Australia’s foremost mountaineers are cautious not to say Everest should be off limits for some, but they do see benefits in ensuring those attempting the climb are screened for physical and climbing ability.
Greg Mortimer on the summit of Mt. Everest in 1984.
In 1984, Greg Mortimer, who lives in the Blue Mountains, was the first Australian to reach the summit. He says it is time to control numbers. Speaking from Norway, he says: “Sadly, we have lost another Australian mountaineer in recent weeks, which goes to show that despite our increase in knowledge, it is still as cold, the air is still as thin and the storms are as savage as on that day when Tenzing and Sir Ed stood on top. Everest is still precariously close to our natural limits as puny humans. It’s a razor.
“The photo of a human traffic jam leading to the summit was perhaps the most tragic photo in mountaineering history. It made me weep. We have commodified Everest to the point of madness.
“I take my hat off to every single person who has climbed Everest but, surely, it is time to limit the numbers. Not just to pay respect to a sacred place but to limit the risks of being above 8000 metres where time and efficiency of movement are the secret tools of survival. It’s like standing on a railway line with an approaching train and not being able to move because of a crowd in front of you and behind you. That’s silly.”
Lifetime mountaineer Zac Zaharias, who runs a trekking business, almost got to the summit in 1988 without Sherpas and in 2001 with an Australian Army climb and did reach it in 2010. The period ending in the late 80s was regarded as the golden era of mountaineering, he says. National expeditions of big teams did everything for themselves.
“Now you are trading off an incredible amount of knowledge and skill in a collective team effort to a small number of experienced people setting up a sausage factory, a product – it’s a product. You de-risk it as much as you can; all the dirty hard work is done by contractors, and you are guided up the mountain.
“All the oxygen requirements have been worked out. It’s a formula. Then it just becomes a massive logistics exercise, labor to carry bountiful amounts of oxygen. You sit back and do as you are told. A lot of the Sherpas are now beginning to abandon the climbing industry and go overseas because there’s better opportunities. There are 13,000 Nepalese diaspora in Canberra. Other ethnic groups are now moving in to become sherpas.
”I don’t begrudge anyone trying to climb Everest but are too many people going? What’s the environmental damage that we are paying as a result of overcrowding? Are we making it too easy? At the end of the day, the Nepalese will continue doing what they are doing and allow as many people as they can to go there.

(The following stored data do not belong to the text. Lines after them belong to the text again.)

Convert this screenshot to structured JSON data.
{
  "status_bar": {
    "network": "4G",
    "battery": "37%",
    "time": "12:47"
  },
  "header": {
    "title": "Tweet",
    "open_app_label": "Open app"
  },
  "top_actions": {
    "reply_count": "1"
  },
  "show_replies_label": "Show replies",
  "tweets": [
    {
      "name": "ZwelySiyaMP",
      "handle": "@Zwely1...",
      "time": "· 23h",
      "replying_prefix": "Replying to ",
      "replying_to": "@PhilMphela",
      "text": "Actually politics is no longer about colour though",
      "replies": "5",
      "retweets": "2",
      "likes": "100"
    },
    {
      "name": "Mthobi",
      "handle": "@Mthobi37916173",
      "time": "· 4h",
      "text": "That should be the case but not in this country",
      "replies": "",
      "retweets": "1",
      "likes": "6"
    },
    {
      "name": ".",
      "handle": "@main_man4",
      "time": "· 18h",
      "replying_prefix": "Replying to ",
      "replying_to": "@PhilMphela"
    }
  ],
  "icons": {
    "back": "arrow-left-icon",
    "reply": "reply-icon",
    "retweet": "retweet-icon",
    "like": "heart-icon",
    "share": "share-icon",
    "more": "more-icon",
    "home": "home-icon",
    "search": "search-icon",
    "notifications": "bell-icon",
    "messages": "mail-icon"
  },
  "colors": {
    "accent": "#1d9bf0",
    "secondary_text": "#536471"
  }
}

“You can’t compare the climbing of the way it was done 20 to 30 years ago to now. Some 80 per cent of people are climbing about five mountains. There’s hundreds and hundreds of mountains to climb.”
Zac Zaharias at the summit in May 2010.
Simon Balderstone, director of the Australian Himalayan Foundation, a charity that supports the region funding health, education and promoting environmental sustainability, was also on the 1984 successful climb, when there were a total of 35 people on the mountain, but he didn’t go to the summit.
“Now there are so many people on the one fixed rope at any one stage above 8000 metres and even if everything is going right, it is not good to be up there for too long. You don’t want to be up there stuck on a rope and not going at your own pace.
“The increased number of people climbing the mountain and being up there for longer, then the dangers are increasing for the climbers, and it is doubly so for the porters and high-altitude people going up many, many times. That’s why it is very important for the whole industry and government to make sure the porters and Sherpas are looked after.
“The bottom line here is that just because you can ring your mother from the top of the mountain or live stream yourself climbing the mountain, doesn’t make it any safer. Nature rules up there still. It is still a very dangerous place. The percentages of people that get into trouble won’t increase, but the numbers will.”